The polls that show half the country saying they won’t vote for Hillary should be discounted. At the election, the choice will not be Hillary or not Hillary — it will be Hillary or someone else. And that is what the campaign is about. …
Moreover, Hillary’s strengths are not yet as appreciated as they will be. Don’t get me wrong, personally I find her and her candidacy detestable as the worst form of unprincipled, ruthless, nihilistic, mud-throwing demagogic politics. But for the Democratic Party electorate (and some Independents and soft Republicans) her apparent strengths will become more persuasive. Currently she suffers by the media’s focus on her lack of spontaneity, charm or pleasant voice — particularly when compared with Obama and, to some extent, Edwards.

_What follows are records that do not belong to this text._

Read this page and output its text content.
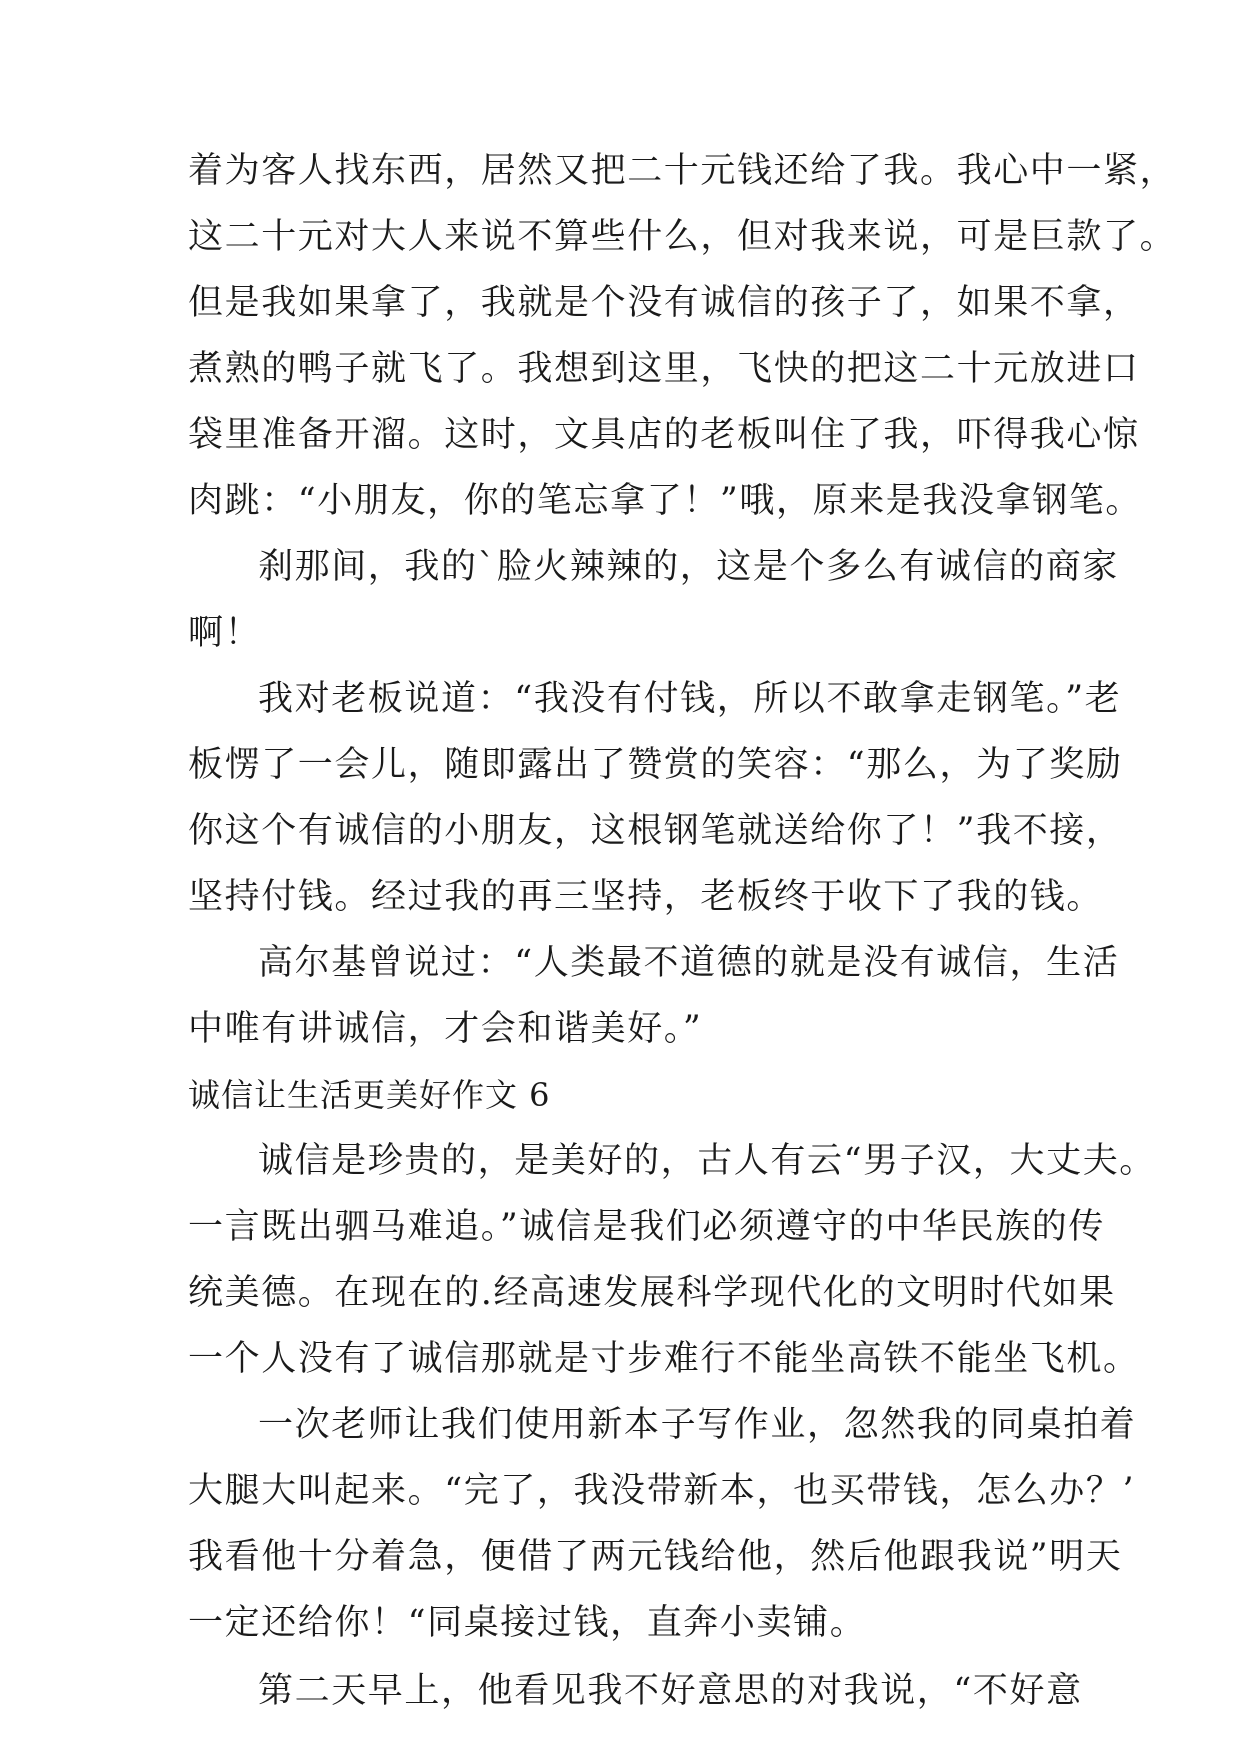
着为客人找东西，居然又把二十元钱还给了我。我心中一紧，
这二十元对大人来说不算些什么，但对我来说，可是巨款了。
但是我如果拿了，我就是个没有诚信的孩子了，如果不拿，
煮熟的鸭子就飞了。我想到这里，飞快的把这二十元放进口
袋里准备开溜。这时，文具店的老板叫住了我，吓得我心惊
肉跳：“小朋友，你的笔忘拿了！”哦，原来是我没拿钢笔。
刹那间，我的`脸火辣辣的，这是个多么有诚信的商家
啊！
我对老板说道：“我没有付钱，所以不敢拿走钢笔。”老
板愣了一会儿，随即露出了赞赏的笑容：“那么，为了奖励
你这个有诚信的小朋友，这根钢笔就送给你了！”我不接，
坚持付钱。经过我的再三坚持，老板终于收下了我的钱。
高尔基曾说过：“人类最不道德的就是没有诚信，生活
中唯有讲诚信，才会和谐美好。”
诚信让生活更美好作文 6
诚信是珍贵的，是美好的，古人有云“男子汉，大丈夫。
一言既出驷马难追。”诚信是我们必须遵守的中华民族的传
统美德。在现在的.经高速发展科学现代化的文明时代如果
一个人没有了诚信那就是寸步难行不能坐高铁不能坐飞机。
一次老师让我们使用新本子写作业，忽然我的同桌拍着
大腿大叫起来。“完了，我没带新本，也买带钱，怎么办？’
我看他十分着急，便借了两元钱给他，然后他跟我说”明天
一定还给你！“同桌接过钱，直奔小卖铺。
第二天早上，他看见我不好意思的对我说，“不好意
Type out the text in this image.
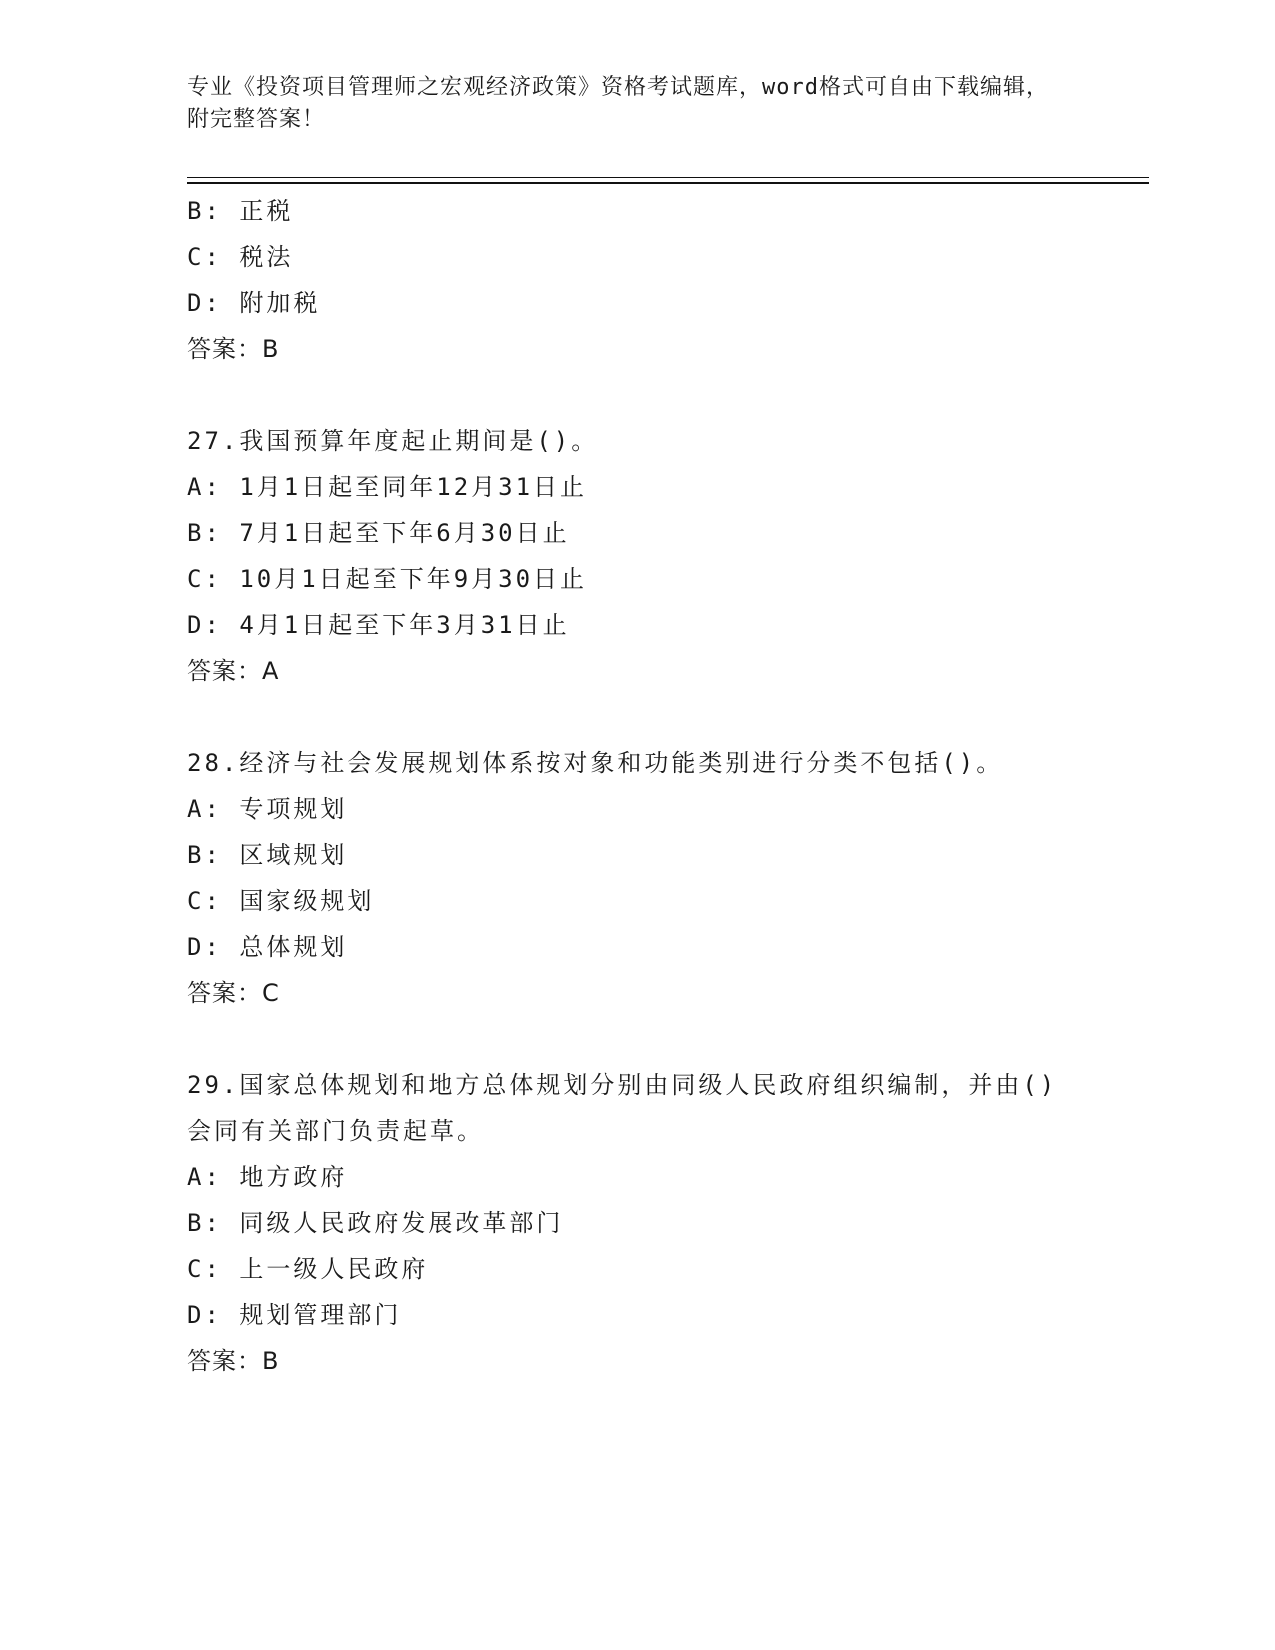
专业《投资项目管理师之宏观经济政策》资格考试题库，word格式可自由下载编辑，附完整答案！
B: 正税
C: 税法
D: 附加税
答案：B
27.我国预算年度起止期间是()。
A: 1月1日起至同年12月31日止
B: 7月1日起至下年6月30日止
C: 10月1日起至下年9月30日止
D: 4月1日起至下年3月31日止
答案：A
28.经济与社会发展规划体系按对象和功能类别进行分类不包括()。
A: 专项规划
B: 区域规划
C: 国家级规划
D: 总体规划
答案：C
29.国家总体规划和地方总体规划分别由同级人民政府组织编制，并由()会同有关部门负责起草。
A: 地方政府
B: 同级人民政府发展改革部门
C: 上一级人民政府
D: 规划管理部门
答案：B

But charm is not the only path to the American voter. Richard Milhous Nixon won more national elections than any politician in our history (two vice presidents, three presidential nominations and two presidencies — three if you count the stolen 1960 election against Kennedy). He didn’t have any charm — but he was smart, shrewd, highly political, hard working and ruthless. Sometimes the voters are looking for what they think is competence rather than a love affair.
It’s an interesting argument, but not quite convincing. The Bush administration’s recent troubles have created a competence issue, one that the Democrats exploited to some extent in 2006 and on which they hope to expand in 2008. The continuing saga at Justice has made that easy for the Democrats, and we still have nineteen months to go.
However, Hillary isn’t exactly the poster girl for competence, either. More than one of the scandals in the Clinton administration revolved around her, such as the Travel Office debacle in which the White House attempted to gin up criminal charges against staffers there in order to fill their slots with political cronies — something far worse than what anyone suggests happened at Justice. The Rose law-firm records of her work disappeared for a time, only to reappear in the White House itself, all without her knowledge. And focusing strictly on competence, her work on the nationalization of the health-care industry helped the Republicans win control of Congress in 1994.
Blankley hits the mark with Barack Obama and John Edwards, though. Like I wrote last night, Obama doesn’t have the seasoning to determine the level of his competence. All he has is the “ludicrously enthusiastic media launch” and an undeniable charm at the podium. When pressed for policy specifics, he comes up empty except for a promise to conduct a different sort of politics. Edwards has a firmer grasp on policy, but at the moment serves Hillary’s purpose of splitting her antagonists among the base. One of these men will likely become her running mate, if she wins the nomination.
But to me, that’s a bigger if now than before. Hillary has not campaigned well, and her negatives have become too plain to ignore. She’s nowhere near as charming as her husband, who turns out to be a liability for Hillary because of the comparison. Her Iraq vote caused her to stumble through some rhetorical twists than can only be called Clintonian, and she now wants to run on a repeat of her health-care debacle. She has all of Bill’s slickness and none of the salesmanship that allowed him to get away with it.
And meanwhile, the very substantial Bill Richardson lies waiting on the perimeter, looking for an opening to claim that mantle of competence and experience from all three Democratic frontrunners.